Queda em todos os pilares avaliados
O levantamento mede a capacidade dos países de criar e manter um ambiente favorável aos negócios, considerando indicadores relacionados ao desempenho econômico, eficiência governamental, eficiência empresarial e infraestrutura.
Segundo o estudo, o Brasil apresentou queda em todos os quatro pilares analisados. O maior recuo ocorreu no indicador de eficiência empresarial, que perdeu 11 posições. Já o desempenho econômico caiu seis colocações, refletindo dificuldades para ampliar a produtividade e atrair investimentos.
Educação e custo de capital pesam
Entre os principais gargalos apontados pelo ranking estão o elevado custo de capital, o endividamento das empresas e problemas estruturais na educação.
O Brasil aparece nas últimas posições em indicadores ligados à educação básica, produtividade da força de trabalho, habilidades linguísticas e educação financeira. Esses fatores são apontados como entraves à competitividade e à capacidade de inovação da economia.

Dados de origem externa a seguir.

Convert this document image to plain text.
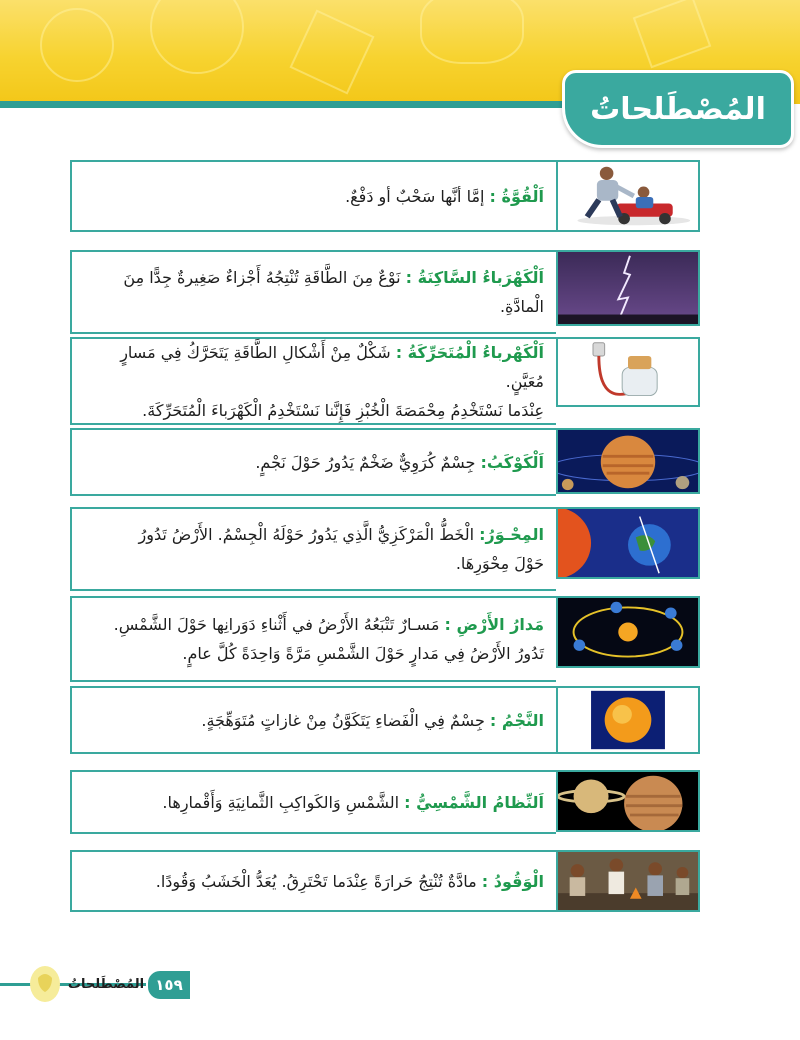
المُصْطَلحاتُ

اَلْقُوَّةُ : إمَّا أنَّها سَحْبٌ أو دَفْعٌ.

اَلْكَهْرَباءُ السَّاكِنَةُ : نَوْعٌ مِنَ الطَّاقَةِ تُنْتِجُهُ أَجْزاءٌ صَغِيرةٌ جِدًّا مِنَ

الْمادَّةِ.

اَلْكَهْرباءُ الْمُتَحَرِّكَةُ : شَكْلٌ مِنْ أَشْكالِ الطَّاقَةِ يَتَحَرَّكُ فِي مَسارٍ مُعَيَّنٍ.

عِنْدَما نَسْتَخْدِمُ مِحْمَصَةَ الْخُبْزِ فَإِنَّنا نَسْتَخْدِمُ الْكَهْرَباءَ الْمُتَحَرِّكَةَ.

اَلْكَوْكَبُ: جِسْمٌ كُرَوِيٌّ ضَخْمٌ يَدُورُ حَوْلَ نَجْمٍ.

المِحْـوَرُ: الْخَطُّ الْمَرْكَزِيُّ الَّذِي يَدُورُ حَوْلَهُ الْجِسْمُ. الأَرْضُ تَدُورُ

حَوْلَ مِحْوَرِهَا.

مَدارُ الأَرْضِ : مَسـارٌ تَتْبَعُهُ الأَرْضُ في أَثْناءِ دَوَرانِها حَوْلَ الشَّمْسِ.

تَدُورُ الأَرْضُ فِي مَدارٍ حَوْلَ الشَّمْسِ مَرَّةً وَاحِدَةً كُلَّ عامٍ.

النَّجْمُ : جِسْمٌ فِي الْفَضاءِ يَتَكَوَّنُ مِنْ غازاتٍ مُتَوَهِّجَةٍ.

اَلنِّظامُ الشَّمْسِيُّ : الشَّمْسِ وَالكَواكِبِ الثَّمانِيَةِ وَأَقْمارِها.

الْوَقُودُ : مادَّةٌ تُنْتِجُ حَرارَةً عِنْدَما تَحْتَرِقُ. يُعَدُّ الْخَشَبُ وَقُودًا.

المُصْطَلحاتُ ١٥٩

Potencial econômico contrasta com desafios
Apesar do resultado negativo, o levantamento destaca alguns pontos fortes do país. O Brasil figura entre os dez melhores colocados em indicadores como crescimento de longo prazo do emprego, participação de energias renováveis, fluxo de investimento estrangeiro, subsídios governamentais e atividade empreendedora em estágio inicial.
Na avaliação dos organizadores, o desempenho evidencia a dificuldade histórica do país em transformar seu potencial econômico em ganhos consistentes de produtividade e competitividade.
Ranking é liderado por economias asiáticas
No topo da lista aparecem Singapore, Hong Kong e Switzerland, seguidos por Taiwan e United Arab Emirates. O ranking avalia 70 economias e utiliza mais de 330 indicadores relacionados ao ambiente de negócios, mercado de trabalho, infraestrutura, educação e finanças públicas.
O estudo é considerado uma das principais referências internacionais para medir a competitividade das economias e a capacidade dos países de atrair investimentos e gerar crescimento sustentável.